Morphogenesis (chondrogenesis) in the anterior pharyngeal wall, as revealed by BODIPY ceramide labeling in live WT preparations (left side view). (A) 52 h, (B) 58 h (unpublished confocal micrographs, M. Jones and C.B.K.). Negative images are shown, allowing the various regions of developing cartilages to be pseudocolored for clarity of presentation. The mature cartilages are shown in the same orientation in Fig. 1D. Here the two distinctive regions of the dorsal hyoid cartilage (the hyosymplectic, Fig. 1) are indicated separately, the strut-like symplectic region (sy) and the plate-like hyomandibular region (hm). The more dorsal part (hyomandibular region; for more detail see Kimmel et al., 1998) is left uncolored. Both of these cartilage-forming regions, as well as the ventral cartilage in this segment, the ceratohyal (ch), are developing out of a common primordium, the hyoid condensation. In contrast, the palatoquadrate (pq) and Meckel’s cartilage (only partly included here) can be seen to be developing out of another shared primordium, the mandibular condensation, as described previously from analysis of fixed material (Schilling and Kimmel, 1997; see also Fig. 8).

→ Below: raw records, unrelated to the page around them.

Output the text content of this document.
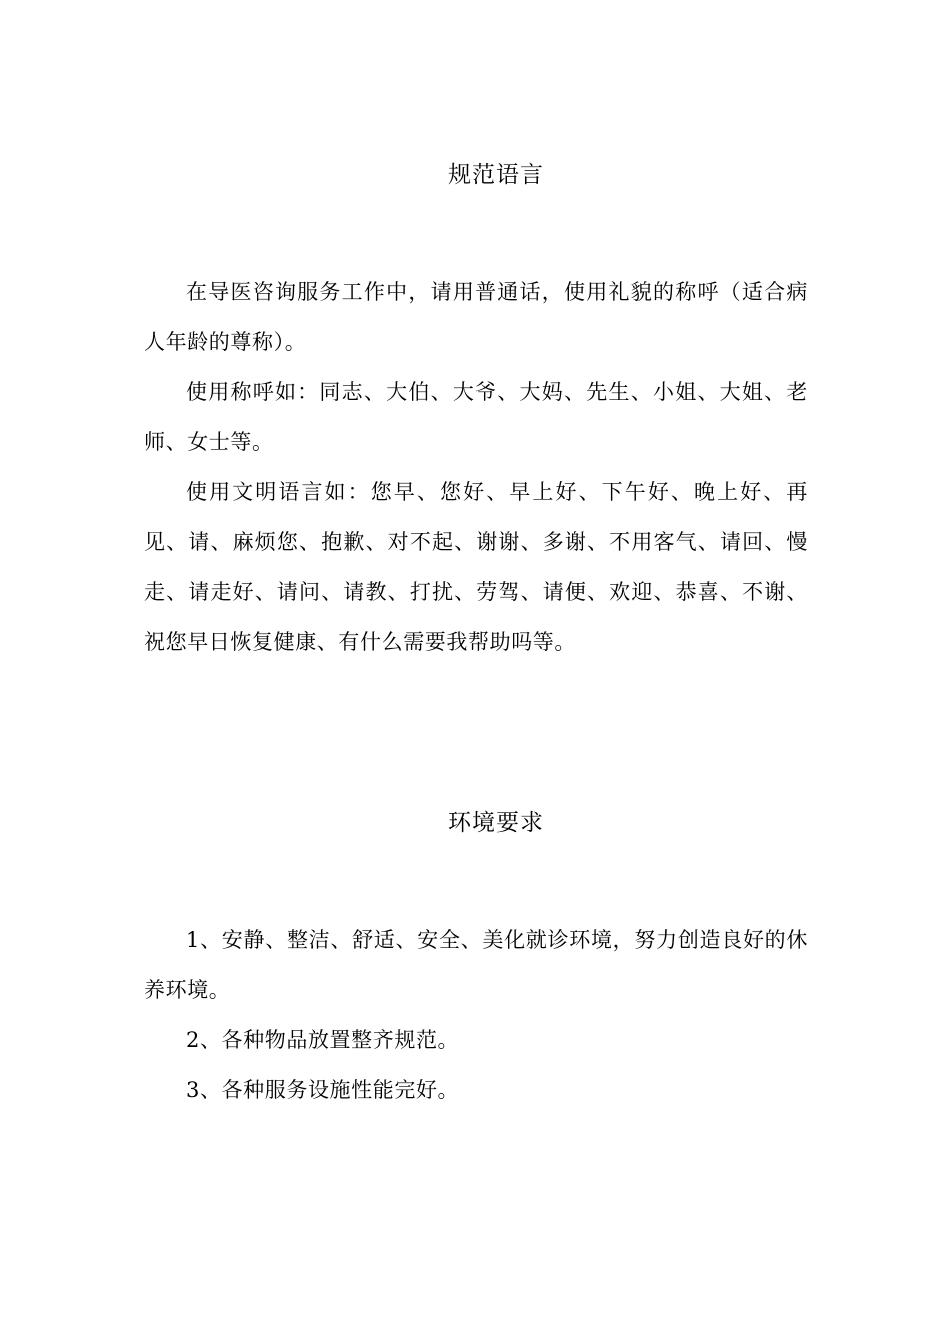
规范语言

在导医咨询服务工作中，请用普通话，使用礼貌的称呼（适合病人年龄的尊称）。

使用称呼如：同志、大伯、大爷、大妈、先生、小姐、大姐、老师、女士等。

使用文明语言如：您早、您好、早上好、下午好、晚上好、再见、请、麻烦您、抱歉、对不起、谢谢、多谢、不用客气、请回、慢走、请走好、请问、请教、打扰、劳驾、请便、欢迎、恭喜、不谢、祝您早日恢复健康、有什么需要我帮助吗等。

环境要求

1、安静、整洁、舒适、安全、美化就诊环境，努力创造良好的休养环境。

2、各种物品放置整齐规范。

3、各种服务设施性能完好。
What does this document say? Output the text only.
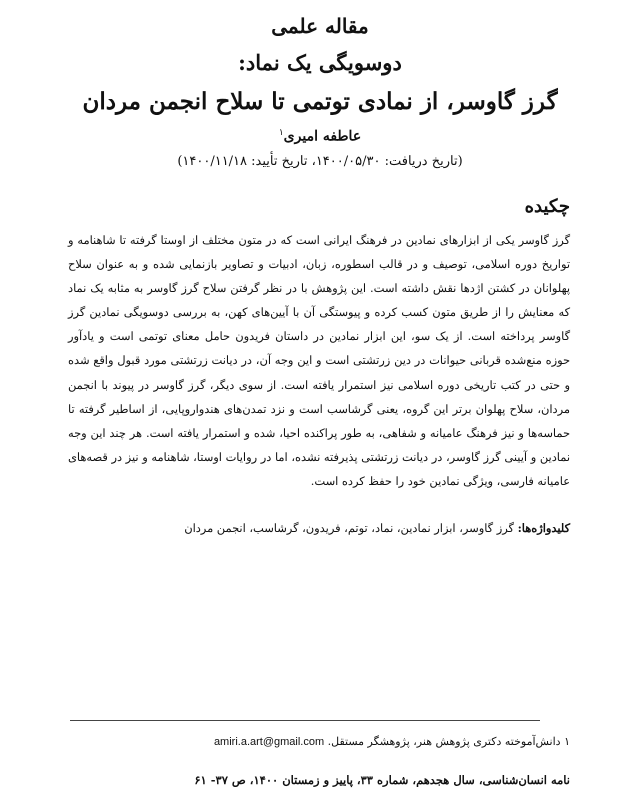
مقاله علمی
دوسویگی یک نماد:
گرز گاوسر، از نمادی توتمی تا سلاح انجمن مردان
عاطفه امیری$^۱$
(تاریخ دریافت: ۱۴۰۰/۰۵/۳۰، تاریخ تأیید: ۱۴۰۰/۱۱/۱۸)
چکیده

گرز گاوسر یکی از ابزارهای نمادین در فرهنگ ایرانی است که در متون مختلف از اوستا گرفته تا شاهنامه و تواریخ دوره اسلامی، توصیف و در قالب اسطوره، زبان، ادبیات و تصاویر بازنمایی شده و به عنوان سلاح پهلوانان در کشتن اژدها نقش داشته است. این پژوهش با در نظر گرفتن سلاح گرز گاوسر به مثابه یک نماد که معنایش را از طریق متون کسب کرده و پیوستگی آن با آیین‌های کهن، به بررسی دوسویگی نمادین گرز گاوسر پرداخته است. از یک سو، این ابزار نمادین در داستان فریدون حامل معنای توتمی است و یادآور حوزه منع‌شده قربانی حیوانات در دین زرتشتی است و این وجه آن، در دیانت زرتشتی مورد قبول واقع شده و حتی در کتب تاریخی دوره اسلامی نیز استمرار یافته است. از سوی دیگر، گرز گاوسر در پیوند با انجمن مردان، سلاح پهلوان برتر این گروه، یعنی گرشاسب است و نزد تمدن‌های هندواروپایی، از اساطیر گرفته تا حماسه‌ها و نیز فرهنگ عامیانه و شفاهی، به طور پراکنده احیا، شده و استمرار یافته است. هر چند این وجه نمادین و آیینی گرز گاوسر، در دیانت زرتشتی پذیرفته نشده، اما در روایات اوستا، شاهنامه و نیز در قصه‌های عامیانه فارسی، ویژگی نمادین خود را حفظ کرده است.

کلیدواژه‌ها: گرز گاوسر، ابزار نمادین، نماد، توتم، فریدون، گرشاسب، انجمن مردان
۱ دانش‌آموخته دکتری پژوهش هنر، پژوهشگر مستقل. amiri.a.art@gmail.com
نامه انسان‌شناسی، سال هجدهم، شماره ۳۳، پاییز و زمستان ۱۴۰۰، ص ۳۷- ۶۱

Abnormally curving chondrocyte stacks in the ventral region of the hyoid cartilage of a suc mutant embryo, compared to the pattern in aWT (to the left). Arrows indicate proposed polarities (see text), as in Fig. 9. We propose that the abnormal polarities of the ventral cartilages when Suc/Et-1 signaling is defective is underlain by abnormal orientation of stacking of the chondrocytes (modified from Kimmel et al., 1998). hm and sy, hyomandibular and symplectic regions of the hyosymplectic cartilage. Other abbreviations are as in Fig. 1. Scale bar, 100 μm.